I like automating commands that I run often, and one of my favorite command line tools to use when automating scripts involving selection is FZF.

A very common task I do is create PR based on another git branch, or it’s more advanced version: create a PR based on a Jira ticket, as I published in a previous post.

Here’s a simple example using FZF and Github CLI:

gh pr create --base "$(git branch | fzf)" --draft --title "[DRAFT] Feature XYZ"

Cool, right?! In this example the branch I select is likely going to be some integration branch different than my current branch and everything should work fine.
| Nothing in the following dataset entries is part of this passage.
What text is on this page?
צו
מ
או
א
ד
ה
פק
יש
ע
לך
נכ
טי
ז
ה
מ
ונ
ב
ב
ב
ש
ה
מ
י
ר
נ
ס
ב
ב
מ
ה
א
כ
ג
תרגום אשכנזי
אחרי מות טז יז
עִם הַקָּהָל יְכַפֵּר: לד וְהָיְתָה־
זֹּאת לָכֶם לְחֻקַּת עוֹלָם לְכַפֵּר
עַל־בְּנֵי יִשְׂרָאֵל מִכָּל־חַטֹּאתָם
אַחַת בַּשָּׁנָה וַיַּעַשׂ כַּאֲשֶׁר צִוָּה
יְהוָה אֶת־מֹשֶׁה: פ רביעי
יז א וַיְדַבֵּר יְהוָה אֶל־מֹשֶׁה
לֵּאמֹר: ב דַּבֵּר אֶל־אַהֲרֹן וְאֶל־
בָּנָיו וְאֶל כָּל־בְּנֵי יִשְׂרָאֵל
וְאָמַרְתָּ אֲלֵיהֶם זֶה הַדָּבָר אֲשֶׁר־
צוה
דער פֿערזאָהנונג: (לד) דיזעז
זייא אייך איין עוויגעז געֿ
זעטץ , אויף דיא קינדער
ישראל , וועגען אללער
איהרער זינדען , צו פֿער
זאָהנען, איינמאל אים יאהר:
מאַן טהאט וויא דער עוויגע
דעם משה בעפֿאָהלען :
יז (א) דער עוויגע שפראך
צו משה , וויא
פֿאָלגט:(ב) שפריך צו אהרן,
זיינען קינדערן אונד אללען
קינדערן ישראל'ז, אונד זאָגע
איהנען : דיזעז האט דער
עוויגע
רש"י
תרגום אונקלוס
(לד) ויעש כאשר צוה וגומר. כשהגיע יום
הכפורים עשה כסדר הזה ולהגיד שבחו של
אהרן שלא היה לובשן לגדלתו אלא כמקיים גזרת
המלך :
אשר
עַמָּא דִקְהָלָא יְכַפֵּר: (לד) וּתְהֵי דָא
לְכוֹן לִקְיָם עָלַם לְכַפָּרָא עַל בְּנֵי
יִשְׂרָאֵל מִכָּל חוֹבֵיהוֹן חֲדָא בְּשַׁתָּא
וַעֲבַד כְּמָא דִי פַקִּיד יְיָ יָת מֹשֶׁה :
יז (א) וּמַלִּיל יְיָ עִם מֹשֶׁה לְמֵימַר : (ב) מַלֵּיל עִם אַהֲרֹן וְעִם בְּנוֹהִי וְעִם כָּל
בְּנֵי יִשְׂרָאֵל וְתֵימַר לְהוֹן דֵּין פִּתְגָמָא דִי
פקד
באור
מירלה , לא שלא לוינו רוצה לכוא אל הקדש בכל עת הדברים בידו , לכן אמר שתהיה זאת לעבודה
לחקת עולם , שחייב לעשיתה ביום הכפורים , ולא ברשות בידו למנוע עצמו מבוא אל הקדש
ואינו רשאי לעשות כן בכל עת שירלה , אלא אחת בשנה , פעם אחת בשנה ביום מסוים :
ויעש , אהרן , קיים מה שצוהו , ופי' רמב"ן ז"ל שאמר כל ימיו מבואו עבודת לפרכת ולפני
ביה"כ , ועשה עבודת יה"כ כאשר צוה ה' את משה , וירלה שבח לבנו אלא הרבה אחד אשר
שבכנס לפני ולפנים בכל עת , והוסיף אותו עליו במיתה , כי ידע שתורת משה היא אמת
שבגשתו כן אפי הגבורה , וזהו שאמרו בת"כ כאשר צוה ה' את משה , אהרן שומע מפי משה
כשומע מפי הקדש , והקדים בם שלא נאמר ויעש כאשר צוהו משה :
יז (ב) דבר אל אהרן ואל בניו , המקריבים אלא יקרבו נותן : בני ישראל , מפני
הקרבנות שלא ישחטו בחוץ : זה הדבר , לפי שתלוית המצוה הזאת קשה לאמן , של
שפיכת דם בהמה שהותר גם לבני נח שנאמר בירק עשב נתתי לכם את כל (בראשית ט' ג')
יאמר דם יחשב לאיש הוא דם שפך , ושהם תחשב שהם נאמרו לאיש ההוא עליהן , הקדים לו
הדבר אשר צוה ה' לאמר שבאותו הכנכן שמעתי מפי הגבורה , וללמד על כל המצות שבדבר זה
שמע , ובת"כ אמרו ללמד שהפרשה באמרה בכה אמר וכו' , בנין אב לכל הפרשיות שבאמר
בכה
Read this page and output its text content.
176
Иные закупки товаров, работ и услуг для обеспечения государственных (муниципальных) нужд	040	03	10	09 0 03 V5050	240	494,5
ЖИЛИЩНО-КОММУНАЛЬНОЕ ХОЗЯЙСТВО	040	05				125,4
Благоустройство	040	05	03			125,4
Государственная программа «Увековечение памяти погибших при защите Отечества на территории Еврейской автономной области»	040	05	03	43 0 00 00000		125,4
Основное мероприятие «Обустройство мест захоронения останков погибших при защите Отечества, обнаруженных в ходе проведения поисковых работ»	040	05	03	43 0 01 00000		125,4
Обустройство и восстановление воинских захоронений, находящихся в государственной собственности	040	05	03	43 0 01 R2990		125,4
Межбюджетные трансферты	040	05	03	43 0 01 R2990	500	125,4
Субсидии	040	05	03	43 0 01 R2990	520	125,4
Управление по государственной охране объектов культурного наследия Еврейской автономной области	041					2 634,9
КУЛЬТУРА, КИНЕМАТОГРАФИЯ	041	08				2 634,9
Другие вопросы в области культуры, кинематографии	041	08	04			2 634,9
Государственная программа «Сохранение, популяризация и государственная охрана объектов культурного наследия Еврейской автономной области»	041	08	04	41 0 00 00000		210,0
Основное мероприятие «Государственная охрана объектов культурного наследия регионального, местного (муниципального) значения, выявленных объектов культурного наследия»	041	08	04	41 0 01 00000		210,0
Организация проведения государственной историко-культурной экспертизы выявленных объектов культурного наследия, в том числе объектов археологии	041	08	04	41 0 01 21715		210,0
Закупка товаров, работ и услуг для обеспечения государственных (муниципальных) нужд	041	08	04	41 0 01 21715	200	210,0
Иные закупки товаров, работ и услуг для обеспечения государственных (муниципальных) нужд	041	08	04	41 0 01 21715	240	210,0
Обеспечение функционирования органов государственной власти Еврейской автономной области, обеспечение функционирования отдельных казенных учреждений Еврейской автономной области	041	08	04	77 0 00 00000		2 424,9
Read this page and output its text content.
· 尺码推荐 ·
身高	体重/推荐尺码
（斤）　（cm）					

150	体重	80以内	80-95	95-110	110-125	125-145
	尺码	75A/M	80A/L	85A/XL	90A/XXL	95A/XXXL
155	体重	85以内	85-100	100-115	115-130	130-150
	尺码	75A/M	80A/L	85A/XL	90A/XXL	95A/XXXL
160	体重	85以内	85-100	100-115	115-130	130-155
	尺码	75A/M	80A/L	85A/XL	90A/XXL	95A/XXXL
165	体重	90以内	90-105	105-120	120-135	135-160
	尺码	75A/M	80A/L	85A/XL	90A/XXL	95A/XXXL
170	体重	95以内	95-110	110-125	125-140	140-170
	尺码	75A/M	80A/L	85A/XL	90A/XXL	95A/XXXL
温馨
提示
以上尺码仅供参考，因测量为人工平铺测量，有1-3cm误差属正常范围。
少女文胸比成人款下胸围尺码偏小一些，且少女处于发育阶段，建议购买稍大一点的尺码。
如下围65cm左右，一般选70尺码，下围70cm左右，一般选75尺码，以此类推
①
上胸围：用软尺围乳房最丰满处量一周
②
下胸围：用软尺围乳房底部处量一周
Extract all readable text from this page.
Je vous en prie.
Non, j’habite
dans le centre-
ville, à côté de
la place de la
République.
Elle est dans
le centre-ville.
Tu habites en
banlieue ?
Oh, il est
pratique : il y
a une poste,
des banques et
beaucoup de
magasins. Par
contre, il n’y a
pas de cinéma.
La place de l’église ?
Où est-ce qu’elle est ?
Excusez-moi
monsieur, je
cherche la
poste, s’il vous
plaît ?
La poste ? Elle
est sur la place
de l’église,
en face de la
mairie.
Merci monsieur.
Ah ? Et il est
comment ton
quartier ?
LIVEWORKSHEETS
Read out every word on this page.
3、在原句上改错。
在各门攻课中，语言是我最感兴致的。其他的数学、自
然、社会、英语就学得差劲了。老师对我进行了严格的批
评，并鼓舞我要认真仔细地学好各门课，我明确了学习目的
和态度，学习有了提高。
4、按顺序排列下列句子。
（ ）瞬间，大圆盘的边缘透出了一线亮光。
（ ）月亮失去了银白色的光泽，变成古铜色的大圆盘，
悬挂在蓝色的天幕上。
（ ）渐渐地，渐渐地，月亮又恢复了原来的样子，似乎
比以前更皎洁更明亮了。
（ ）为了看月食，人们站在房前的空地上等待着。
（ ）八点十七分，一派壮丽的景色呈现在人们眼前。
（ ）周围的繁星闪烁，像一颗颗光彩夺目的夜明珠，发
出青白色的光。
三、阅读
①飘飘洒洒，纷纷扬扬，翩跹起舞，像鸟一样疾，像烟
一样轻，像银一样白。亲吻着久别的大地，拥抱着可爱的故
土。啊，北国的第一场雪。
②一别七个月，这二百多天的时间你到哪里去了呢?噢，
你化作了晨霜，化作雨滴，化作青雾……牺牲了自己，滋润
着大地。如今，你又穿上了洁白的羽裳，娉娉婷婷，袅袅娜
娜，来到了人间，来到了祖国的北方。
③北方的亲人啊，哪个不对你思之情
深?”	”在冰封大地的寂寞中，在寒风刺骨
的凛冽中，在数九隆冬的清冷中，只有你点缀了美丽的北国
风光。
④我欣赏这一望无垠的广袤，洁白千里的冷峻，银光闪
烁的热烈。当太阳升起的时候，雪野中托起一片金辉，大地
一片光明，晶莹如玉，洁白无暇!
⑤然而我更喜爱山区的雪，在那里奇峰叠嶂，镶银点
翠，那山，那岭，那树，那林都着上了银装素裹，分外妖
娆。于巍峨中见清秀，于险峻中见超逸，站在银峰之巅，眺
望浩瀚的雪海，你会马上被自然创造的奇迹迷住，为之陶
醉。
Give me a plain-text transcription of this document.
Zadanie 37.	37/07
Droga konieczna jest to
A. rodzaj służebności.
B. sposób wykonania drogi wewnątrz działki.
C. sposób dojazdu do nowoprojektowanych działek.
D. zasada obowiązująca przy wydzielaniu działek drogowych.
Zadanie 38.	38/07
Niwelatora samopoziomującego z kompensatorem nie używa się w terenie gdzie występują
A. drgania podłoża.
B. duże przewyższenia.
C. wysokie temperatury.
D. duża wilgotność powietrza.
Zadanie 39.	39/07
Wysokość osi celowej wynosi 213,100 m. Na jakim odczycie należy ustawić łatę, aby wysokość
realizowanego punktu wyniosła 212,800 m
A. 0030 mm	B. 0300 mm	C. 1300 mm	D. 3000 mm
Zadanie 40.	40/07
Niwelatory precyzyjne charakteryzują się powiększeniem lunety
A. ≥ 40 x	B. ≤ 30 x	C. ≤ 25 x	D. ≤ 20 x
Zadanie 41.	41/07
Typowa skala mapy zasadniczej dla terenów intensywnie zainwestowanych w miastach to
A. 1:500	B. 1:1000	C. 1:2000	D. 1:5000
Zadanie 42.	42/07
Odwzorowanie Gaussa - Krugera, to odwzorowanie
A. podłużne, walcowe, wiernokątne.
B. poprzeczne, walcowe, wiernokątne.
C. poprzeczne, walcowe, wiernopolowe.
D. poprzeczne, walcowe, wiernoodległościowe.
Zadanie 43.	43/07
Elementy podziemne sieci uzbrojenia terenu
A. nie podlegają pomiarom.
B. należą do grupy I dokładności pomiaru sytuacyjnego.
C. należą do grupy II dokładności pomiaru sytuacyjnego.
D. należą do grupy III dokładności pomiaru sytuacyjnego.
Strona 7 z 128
But what happens when I need to use the current branch name in a script? For example, let’s say you are trying to push the current branch to a different remote branch1.

Easy! Let’s use git branch and pipe it into fzf as before, right?

git push $(git branch | fzf):some-remote-branch

Not so fast, cowboy! It’s easy to forget that, but git branch is a CLI command with output intended for humans, not scripts. Let’s review again what happens if we call git branch:

* XYZ-123-smtp-client

In this example git is trying to be helpful by showing you which branch is the current one with the * character. Unfortunately, * is also a meaningful character which is parsed by git as a wildcard 🙀. So if you ran this command above, and selected the current branch this is going to be the actual command:

git push * XYZ-123-smtp-client:some-remote-branch

Which git then translates to “all local branches”:

git push develop ABC-456-shopify-api XYZ-123-smtp-client XYZ-123-smtp-client:some-remote-branch

Yikes! This means that your local copy of ABC-456-shopify-api, XYZ-123-smtp-client and develop (stale / with any changes they have over the remote) will be unintentionally pushed to their default upstream branch as well!

And that’s only if you have 2 stale branches locally, what if you have more?!2

The reason I didn’t catch this for many years has been because I usually needed to grab the name of another branch.

Thankfully git branch has a --format option that allows returning just the branch names with no “current” indicator:

git branch --format='%(refname:short)'

Next time you use git branch in a script remember to use the --format flag to avoid a mess!

  1. Maybe you think this is a contrived example because you can just type your branch name and call it a day. But what if you use this command often and your branch names are by convention long and annoying to type because they contain a ticket number and the ticket title.
  2. You may want to check out this other alias I use to clean remotely deleted branches locally.